Pope at the audience: those who pray, pray for all

Pope Francis reflects on “the prayer of intercession” during his weekly general audience.

By Christopher Wells

Continuing his catechesis on prayer, Pope Francis focused on “intercession” on Wednesday; that is, prayer asking on behalf of another. “

Those used to pray, said Pope Francis, “never turn their backs on the world.” If prayer is not concerned with every aspect of human existence – its joys and sorrows, its hopes and worries – it becomes a “decorative” activity.

Bread, broken and shared

The Pope noted a resemblance between those who pray for others and Christ in the Eucharist. “In prayer,” he said, “God” takes us, blesses us, breaks us, and gives us “to satisfy every hunger.” Every Christian, he added, “is called to be bread, broken and divided, into God’s hands.”

Men and women of prayer, the Pope said, “always keep the doors of their hearts wide open,” even as they seek solitude and silence. They pray for those who do not pray, or do not know how to pray, as well as for those “who have made a mistake and are lost.” In their loneliness, those who pray ‘separate themselves from everything and everyone’ precisely in order to ‘rediscover everything and everyone in God’.

Pray for everyone

The Pope said these people “pray for every person”, they see “the face of Christ in every poor person who knocks at their door, in every person who has lost the meaning of things.”

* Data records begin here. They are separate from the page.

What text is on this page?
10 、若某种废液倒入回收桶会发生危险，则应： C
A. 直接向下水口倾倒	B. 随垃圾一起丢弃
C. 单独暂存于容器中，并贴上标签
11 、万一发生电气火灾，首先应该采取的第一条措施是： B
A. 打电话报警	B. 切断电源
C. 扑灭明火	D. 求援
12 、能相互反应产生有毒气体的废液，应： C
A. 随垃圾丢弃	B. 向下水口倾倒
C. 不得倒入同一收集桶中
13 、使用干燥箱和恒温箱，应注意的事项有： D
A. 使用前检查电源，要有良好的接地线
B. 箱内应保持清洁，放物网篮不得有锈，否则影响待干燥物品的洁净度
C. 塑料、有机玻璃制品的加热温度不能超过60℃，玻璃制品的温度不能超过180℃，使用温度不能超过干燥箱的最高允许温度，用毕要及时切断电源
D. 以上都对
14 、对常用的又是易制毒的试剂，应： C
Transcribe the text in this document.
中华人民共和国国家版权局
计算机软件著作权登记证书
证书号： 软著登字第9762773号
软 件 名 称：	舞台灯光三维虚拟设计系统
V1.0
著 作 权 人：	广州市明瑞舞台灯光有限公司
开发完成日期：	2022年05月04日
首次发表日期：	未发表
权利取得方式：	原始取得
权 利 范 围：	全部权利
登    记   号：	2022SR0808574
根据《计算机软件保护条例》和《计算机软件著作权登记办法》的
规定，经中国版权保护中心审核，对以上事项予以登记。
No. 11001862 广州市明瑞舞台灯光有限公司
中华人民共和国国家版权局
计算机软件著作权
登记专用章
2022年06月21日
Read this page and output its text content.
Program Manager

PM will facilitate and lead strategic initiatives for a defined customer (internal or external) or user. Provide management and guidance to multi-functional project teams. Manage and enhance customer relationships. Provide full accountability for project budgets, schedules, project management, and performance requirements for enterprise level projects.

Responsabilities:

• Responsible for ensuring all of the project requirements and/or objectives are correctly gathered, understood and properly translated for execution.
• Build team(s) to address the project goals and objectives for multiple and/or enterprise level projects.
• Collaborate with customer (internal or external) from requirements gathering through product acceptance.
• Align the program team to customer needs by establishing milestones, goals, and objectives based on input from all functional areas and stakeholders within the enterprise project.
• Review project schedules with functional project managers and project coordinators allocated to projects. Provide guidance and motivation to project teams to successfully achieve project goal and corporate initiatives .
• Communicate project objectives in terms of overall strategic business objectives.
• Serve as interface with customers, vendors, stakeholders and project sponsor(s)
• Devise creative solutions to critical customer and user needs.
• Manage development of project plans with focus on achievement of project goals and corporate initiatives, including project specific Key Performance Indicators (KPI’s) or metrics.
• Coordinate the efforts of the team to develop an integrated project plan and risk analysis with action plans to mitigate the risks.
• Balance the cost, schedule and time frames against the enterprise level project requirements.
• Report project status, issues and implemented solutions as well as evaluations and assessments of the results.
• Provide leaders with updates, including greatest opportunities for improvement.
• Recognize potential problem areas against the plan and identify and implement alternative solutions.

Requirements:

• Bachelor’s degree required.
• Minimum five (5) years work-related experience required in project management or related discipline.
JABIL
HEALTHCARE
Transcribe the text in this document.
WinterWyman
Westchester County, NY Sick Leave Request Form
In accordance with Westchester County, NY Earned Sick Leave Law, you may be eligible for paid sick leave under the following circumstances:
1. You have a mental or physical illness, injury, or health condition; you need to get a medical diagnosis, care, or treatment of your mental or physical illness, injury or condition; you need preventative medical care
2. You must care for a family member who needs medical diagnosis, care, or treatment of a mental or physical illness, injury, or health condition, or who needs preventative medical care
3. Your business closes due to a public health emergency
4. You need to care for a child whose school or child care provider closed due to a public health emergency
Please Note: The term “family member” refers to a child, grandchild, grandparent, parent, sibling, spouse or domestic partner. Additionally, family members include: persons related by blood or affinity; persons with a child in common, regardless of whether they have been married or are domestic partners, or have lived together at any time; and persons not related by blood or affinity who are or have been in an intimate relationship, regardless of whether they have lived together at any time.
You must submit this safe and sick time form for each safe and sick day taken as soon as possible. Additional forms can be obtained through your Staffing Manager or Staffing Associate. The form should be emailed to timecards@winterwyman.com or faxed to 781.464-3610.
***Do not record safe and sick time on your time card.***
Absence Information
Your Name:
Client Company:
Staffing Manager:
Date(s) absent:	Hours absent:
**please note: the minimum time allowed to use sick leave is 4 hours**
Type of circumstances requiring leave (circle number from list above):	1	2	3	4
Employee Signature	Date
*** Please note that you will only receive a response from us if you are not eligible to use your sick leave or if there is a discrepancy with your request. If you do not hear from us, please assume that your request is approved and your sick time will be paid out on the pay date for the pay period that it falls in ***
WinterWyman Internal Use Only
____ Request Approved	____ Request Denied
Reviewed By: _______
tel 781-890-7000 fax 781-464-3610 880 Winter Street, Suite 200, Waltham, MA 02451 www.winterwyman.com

Prayer is “just human,” said Pope Francis. “The human heart is inclined to prayer.” But prayer necessarily involves love for our brothers and sisters. Human experience, said the Pope, “is present in every prayer, because no matter what mistakes people have committed, they should never be rejected or thrown away.”

Neither judgment nor condemnation

Pope Francis emphasized that when those who pray offer prayers for sinners, there should be no judgment or condemnation: those who pray, pray for all and first of all for themselves. For this very reason, the Holy Father proposed a prayer for all to pray: “Lord, none is righteous in your sight; we are all debtors, each with an outstanding balance; no one is sinless in your sight. Lord have mercy on us! “

The Pope went on to note that even in spite of the sins of His people, God remains faithful and endures “in His service as a Shepherd, even with those who compel him to dirty His hands; He does not close His heart to those who even made Him suffer. “

A mission of intercession

The Church, too, said Pope Francis, “has a mission to practice the prayer of intercession” – and this duty rests above all on those who have responsibility for others. “Like Abraham and Moses,” he said, “they sometimes have to ‘defend’ those entrusted to them before God.”

In fact, by praying to God, the Pope said they “guard them with God’s eyes and heart, with the same invincible compassion and tenderness.”

Leaves on the same tree

“We are all leaves on the same tree,” the Pope said in conclusion. “Each fall reminds us of the great piety that must be nurtured in prayer for one another.”